Monday, July 28, 2008

What the Letters "E" and "L" Signify




Once you got past the main pedestrian gate of the Lolarga-Valdellon-Romero family’s former summer house (it was sold a few years ago), you had to pass through a smaller and lower gate, unlocked all of the time. The letters “E” and “L” were there to stand for our late lolo, Enrique A. Lolarga, founder of the National Radio School and Institute of Technology. Two of his three sons carried the same initials: Enrique Jr., my dad, and Ernesto or Uncle Esting.

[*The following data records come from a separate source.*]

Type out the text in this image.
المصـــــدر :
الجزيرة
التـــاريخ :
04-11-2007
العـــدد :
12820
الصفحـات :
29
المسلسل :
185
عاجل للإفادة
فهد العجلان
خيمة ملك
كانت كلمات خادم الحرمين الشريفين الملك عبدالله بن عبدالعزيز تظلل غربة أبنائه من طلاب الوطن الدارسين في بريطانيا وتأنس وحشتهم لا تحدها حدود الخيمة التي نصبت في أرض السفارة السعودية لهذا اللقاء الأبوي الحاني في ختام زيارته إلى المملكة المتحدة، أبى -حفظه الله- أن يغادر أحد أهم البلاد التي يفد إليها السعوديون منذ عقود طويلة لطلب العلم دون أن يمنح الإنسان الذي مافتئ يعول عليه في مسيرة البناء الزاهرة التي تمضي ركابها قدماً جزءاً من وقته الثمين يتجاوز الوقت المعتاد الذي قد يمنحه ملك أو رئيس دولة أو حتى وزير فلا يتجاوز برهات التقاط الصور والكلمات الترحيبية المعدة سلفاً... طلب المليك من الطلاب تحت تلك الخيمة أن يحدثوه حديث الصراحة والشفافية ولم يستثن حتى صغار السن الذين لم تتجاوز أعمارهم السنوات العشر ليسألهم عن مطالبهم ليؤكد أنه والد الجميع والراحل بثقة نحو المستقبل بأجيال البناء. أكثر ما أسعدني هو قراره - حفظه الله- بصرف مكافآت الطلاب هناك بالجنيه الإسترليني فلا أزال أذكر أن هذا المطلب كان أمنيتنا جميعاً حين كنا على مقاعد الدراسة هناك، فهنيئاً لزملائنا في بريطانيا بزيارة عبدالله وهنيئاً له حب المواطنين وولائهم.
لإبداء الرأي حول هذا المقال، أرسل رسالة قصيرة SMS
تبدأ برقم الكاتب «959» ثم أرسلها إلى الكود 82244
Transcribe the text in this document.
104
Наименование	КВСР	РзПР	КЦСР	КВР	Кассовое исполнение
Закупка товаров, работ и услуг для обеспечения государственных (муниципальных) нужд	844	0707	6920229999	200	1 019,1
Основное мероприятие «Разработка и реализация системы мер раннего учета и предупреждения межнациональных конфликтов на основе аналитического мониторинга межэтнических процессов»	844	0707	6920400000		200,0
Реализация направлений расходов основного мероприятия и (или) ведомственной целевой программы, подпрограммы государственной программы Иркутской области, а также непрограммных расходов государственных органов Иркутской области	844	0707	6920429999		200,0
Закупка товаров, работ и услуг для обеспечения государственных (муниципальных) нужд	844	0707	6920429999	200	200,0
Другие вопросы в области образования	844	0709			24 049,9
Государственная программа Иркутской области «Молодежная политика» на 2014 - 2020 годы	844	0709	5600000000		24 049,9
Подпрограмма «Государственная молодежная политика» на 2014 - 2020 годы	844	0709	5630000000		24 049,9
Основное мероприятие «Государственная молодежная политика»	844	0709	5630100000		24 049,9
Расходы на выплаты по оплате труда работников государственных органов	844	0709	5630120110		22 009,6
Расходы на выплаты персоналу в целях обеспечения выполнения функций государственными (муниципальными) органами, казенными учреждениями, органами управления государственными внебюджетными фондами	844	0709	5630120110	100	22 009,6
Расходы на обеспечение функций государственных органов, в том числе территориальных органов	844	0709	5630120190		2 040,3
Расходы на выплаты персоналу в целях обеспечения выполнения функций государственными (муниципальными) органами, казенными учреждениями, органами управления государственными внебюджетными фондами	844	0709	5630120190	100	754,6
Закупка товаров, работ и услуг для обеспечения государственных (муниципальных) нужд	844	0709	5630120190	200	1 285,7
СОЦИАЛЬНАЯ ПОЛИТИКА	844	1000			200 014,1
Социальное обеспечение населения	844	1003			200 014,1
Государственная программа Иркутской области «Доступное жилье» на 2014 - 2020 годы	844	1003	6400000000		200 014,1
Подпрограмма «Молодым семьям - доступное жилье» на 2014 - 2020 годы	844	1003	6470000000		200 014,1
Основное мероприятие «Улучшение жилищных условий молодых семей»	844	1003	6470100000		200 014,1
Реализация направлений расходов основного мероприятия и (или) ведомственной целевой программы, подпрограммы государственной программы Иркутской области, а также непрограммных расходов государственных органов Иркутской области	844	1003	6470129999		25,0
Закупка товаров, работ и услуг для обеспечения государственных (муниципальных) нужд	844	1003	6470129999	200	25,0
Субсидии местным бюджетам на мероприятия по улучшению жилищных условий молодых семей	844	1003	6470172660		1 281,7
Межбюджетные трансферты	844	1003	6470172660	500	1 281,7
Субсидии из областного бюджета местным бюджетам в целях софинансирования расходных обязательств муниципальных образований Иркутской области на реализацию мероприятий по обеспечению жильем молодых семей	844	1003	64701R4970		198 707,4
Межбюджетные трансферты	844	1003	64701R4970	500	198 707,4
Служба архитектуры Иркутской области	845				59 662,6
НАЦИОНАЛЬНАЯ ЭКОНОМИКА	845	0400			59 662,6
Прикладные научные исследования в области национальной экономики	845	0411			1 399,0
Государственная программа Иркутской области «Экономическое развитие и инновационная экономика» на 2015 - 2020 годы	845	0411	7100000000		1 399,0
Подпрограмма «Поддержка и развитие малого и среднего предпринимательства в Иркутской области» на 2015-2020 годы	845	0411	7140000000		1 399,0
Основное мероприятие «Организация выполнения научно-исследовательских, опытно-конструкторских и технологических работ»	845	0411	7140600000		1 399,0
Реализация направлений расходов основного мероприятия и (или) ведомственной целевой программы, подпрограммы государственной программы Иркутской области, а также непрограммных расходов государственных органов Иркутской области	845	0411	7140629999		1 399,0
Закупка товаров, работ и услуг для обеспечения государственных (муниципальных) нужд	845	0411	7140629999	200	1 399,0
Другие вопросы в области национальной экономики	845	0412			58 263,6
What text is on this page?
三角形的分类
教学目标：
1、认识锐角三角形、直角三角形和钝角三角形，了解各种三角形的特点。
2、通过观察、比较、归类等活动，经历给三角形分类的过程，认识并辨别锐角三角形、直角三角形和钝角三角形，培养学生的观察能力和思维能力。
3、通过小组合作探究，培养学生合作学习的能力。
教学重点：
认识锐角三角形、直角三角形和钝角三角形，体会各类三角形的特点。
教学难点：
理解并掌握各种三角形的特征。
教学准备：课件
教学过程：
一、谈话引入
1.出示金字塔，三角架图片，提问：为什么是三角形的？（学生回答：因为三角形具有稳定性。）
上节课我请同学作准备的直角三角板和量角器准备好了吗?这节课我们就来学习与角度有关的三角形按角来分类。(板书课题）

Our uncle married educator Erlinda Garcia who happens to share the same first letter for her given name. So all their children’s names began with the letter “E”: Eileen, Emelinda, Eloise, Emmanuel, Eleanor and Ernesto Jr.

My dad and mom were no different until they got to their sixth child who they thought would be their last. So she was baptized Genevieve (the “G” after my mother’s Gliceria). As for the rest of us, we were a series of “E’s”: Elizabeth, Evelyn, Enrique III, Edgar, Ellen and the two babies that came after Genevieve, Eric and Eugenia.

The more recent photo above is of Enrique III (more known as Junic) and his son Christian. The black and white photo shows Evelyn in her preteens, summer of '68 by her recollection, posing by her initials, still at the Brookside house. Her only child is named Carlo. The “E” tradition stopped with us.